Comment expliquer un tel constat ?

Le cordon côtier a subi entre décembre 2013 et mars 2014 pas moins de huit événements tempétueux. La répétition de ces tempêtes sur un laps de temps réduit est responsable de cette érosion. Mais c’est surtout la vigueur des assauts de la mer qui ont agressé plages et dunes. En effet, la puissance de la houle, combinée à des vagues d’une exceptionnelle hauteur, ont pu atteindre des valeurs deux fois supérieures aux normes saisonnières.

Les stations du Médoc ont été les plus concernées. Par exemple, dans la commune de Soulac-sur-Mer, de nombreux édifices sont menacées par le recul des dunes.


La villa “Amélie” à Soulac-sur-Mer

Les collectives locales s’organisent pour lutter contre l’avancée de l’océan Atlantique. Les communes livrent un véritable combat pour tenter de limiter au maximum la disparition d’importante quantité de sable. L’enrochement des dunes est l’un des axes de cette lutte.

Les investissements nécessaires sont conséquents dans ces zones vitales pour l’activité économique de la région, prisée par les touristes. Des millions d’euro ont ainsi été engagés par les différents pouvoirs publics.

Ces tempêtes risquent-elles de devenir la règle et non plus l’exception ? Difficile de répondre à une telle question.

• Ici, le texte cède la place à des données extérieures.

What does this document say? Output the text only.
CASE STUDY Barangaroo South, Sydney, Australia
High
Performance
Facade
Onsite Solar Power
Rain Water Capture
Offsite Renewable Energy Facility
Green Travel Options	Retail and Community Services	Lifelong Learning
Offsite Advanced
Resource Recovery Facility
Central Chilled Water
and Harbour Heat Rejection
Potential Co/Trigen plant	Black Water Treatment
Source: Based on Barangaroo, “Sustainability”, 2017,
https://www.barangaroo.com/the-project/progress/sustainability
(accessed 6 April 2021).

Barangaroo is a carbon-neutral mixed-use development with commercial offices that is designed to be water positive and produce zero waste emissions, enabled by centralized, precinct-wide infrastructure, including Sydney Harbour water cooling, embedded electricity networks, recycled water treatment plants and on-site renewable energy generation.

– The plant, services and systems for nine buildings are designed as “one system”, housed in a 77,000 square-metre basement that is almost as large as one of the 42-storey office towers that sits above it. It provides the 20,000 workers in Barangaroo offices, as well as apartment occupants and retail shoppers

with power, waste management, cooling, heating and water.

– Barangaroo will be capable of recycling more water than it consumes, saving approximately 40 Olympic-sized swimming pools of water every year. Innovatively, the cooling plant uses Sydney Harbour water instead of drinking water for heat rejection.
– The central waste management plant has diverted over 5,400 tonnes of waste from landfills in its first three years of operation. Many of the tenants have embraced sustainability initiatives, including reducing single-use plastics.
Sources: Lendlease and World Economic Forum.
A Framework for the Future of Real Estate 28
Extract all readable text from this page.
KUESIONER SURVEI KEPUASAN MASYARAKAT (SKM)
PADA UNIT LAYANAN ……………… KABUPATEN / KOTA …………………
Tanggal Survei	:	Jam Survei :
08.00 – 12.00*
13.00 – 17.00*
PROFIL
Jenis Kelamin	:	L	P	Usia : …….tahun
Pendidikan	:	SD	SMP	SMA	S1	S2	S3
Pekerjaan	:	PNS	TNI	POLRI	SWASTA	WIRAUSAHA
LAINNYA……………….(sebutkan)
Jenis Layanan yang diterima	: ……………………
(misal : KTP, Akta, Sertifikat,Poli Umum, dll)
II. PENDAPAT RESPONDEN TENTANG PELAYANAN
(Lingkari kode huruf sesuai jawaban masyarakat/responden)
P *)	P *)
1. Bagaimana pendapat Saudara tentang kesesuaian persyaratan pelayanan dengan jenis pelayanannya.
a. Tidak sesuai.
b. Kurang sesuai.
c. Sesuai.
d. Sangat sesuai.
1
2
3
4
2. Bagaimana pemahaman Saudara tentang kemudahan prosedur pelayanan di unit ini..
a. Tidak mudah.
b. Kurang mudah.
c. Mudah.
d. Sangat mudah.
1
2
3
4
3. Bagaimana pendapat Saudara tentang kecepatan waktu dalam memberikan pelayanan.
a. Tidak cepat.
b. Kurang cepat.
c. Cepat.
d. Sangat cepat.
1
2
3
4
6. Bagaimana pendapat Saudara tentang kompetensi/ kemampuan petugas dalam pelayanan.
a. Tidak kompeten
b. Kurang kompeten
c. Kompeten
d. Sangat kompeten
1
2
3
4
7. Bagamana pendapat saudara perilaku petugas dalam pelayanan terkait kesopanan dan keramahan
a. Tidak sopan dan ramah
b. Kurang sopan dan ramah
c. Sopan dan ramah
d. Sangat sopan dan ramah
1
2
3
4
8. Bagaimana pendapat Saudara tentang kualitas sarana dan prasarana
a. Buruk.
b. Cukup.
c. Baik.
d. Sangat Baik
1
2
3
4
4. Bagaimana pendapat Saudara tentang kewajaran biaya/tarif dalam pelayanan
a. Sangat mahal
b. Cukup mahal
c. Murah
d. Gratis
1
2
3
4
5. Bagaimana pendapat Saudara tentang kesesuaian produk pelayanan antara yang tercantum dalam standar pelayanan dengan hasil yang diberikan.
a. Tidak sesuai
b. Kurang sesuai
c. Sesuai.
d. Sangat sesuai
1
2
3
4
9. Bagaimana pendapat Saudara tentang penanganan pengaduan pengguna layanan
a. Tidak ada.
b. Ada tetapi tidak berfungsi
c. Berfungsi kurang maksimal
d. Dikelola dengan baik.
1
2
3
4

Pour l’un des élus de la côte médoquine, la chose est entendue. « Dans 40 ans, notre plage centrale n’existera plus », a ainsi déclaré le maire de Lacanau, une commune célèbre pour son spot de surf. « Il faut se préparer à relocaliser, peut-être défendre, mais il faut que ça rentre dans l’esprit des gens : l’érosion n’est pas un vain mot.» a-t-il conclu.